Icahn had believed that giving away the club for no consideration would settle the matter and there would be no lawsuits initiated by either side, says a source familiar with his thinking.

Both parties declined to waive their right to bring future legal action, and sure enough in April 2021, the Grand Harbor Community Association – a homeowners group that took over the community’s maintenance and operational needs in the turnover – initiated its lawsuit against Icahn’s management company GH Vero Beach Development LLC and several of its employees, alleging “grievous financial mismanagement.”

Three weeks later, the Grand Harbor Club – now member-owned and -controlled – brought its own lawsuit against seven different Icahn-owned entities, including parent company Icahn Enterprises. The members alleged an alter ego scheme to siphon money out of Grand Harbor into other Icahn-owned companies and sought over $2o million.

The judge in both cases, Janet Carney Croom, ruled in summary judgments that Icahn’s companies were not liable for the money Grand Harbor was demanding. The member plaintiffs have appealed both cases, which await oral argument before Florida’s 4th District Court of Appeal.

All this litigation has been expensive for Grand Harbor. The Grand Harbor Community Association raised $250,000 for a litigation fund in 2021, but has since spent over $1.2 million on litigation costs between 2021 and the end of 2023, according to financial statements on the association’s website.

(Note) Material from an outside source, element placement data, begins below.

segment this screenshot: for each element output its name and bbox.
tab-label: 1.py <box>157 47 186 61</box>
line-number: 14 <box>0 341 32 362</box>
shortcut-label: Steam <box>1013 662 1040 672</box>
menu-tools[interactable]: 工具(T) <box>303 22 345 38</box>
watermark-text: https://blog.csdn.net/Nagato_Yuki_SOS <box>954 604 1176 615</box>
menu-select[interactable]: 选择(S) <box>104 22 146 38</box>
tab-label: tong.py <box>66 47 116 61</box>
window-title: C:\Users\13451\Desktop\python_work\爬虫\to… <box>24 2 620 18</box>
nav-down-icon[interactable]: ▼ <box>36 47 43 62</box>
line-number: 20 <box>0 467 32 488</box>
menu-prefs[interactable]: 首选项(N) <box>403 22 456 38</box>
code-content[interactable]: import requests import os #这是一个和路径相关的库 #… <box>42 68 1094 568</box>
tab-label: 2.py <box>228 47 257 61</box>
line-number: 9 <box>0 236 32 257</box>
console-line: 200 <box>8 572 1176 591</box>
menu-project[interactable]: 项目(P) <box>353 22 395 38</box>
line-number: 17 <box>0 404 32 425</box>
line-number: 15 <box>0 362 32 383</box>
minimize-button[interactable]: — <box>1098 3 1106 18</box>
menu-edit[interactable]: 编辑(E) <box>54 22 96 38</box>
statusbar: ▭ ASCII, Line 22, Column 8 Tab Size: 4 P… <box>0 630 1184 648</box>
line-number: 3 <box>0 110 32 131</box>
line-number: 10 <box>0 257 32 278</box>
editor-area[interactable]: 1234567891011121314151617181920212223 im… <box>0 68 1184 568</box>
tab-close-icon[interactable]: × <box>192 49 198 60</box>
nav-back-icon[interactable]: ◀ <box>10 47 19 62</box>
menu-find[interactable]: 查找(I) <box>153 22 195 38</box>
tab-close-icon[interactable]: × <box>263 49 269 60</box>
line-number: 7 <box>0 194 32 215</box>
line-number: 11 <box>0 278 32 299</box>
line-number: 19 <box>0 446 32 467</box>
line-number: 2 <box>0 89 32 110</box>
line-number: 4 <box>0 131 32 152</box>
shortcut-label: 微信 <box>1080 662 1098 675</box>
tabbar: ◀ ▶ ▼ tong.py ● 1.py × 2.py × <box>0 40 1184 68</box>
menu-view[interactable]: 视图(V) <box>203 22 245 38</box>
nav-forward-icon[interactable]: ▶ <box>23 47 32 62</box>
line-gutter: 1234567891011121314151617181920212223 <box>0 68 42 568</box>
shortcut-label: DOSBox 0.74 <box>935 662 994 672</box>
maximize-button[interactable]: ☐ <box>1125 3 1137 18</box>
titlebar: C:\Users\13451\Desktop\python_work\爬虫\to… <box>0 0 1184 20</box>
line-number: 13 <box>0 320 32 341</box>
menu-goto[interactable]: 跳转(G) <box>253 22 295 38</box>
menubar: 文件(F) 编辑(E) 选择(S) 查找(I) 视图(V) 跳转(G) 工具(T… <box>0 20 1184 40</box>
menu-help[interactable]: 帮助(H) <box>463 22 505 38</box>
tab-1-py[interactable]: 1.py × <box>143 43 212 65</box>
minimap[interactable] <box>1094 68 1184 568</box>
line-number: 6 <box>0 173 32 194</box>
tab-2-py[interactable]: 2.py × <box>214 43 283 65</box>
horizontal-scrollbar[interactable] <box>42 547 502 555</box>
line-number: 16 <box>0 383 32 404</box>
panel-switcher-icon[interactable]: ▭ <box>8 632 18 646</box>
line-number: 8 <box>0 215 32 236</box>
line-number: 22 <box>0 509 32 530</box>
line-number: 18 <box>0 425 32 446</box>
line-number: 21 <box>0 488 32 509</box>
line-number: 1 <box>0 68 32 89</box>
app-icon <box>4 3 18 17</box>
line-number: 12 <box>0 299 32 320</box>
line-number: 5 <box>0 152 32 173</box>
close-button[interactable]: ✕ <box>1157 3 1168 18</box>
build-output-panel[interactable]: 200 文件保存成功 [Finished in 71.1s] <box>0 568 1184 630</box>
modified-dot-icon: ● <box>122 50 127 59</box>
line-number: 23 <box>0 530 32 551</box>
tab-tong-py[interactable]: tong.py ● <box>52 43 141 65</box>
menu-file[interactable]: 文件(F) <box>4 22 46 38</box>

Meanwhile, if Icahn’s two lawsuits are successful, the club could owe him tens of millions of dollars; that could mean taking Grand Harbor back under his control, a possibility according to one person involved in the dispute. That wouldn’t be a bad outcome for Icahn: Since the club members took control, property values in South Florida have soared, and the new owners have (with the help of $6 million bank loan in 2021) revitalized the club, making many of the capital repairs that Icahn declined to pay for as owner.

Asked about the possibility of Icahn taking back Grand Harbor, Schwin didn’t beat around the bush. “It would be very bad.”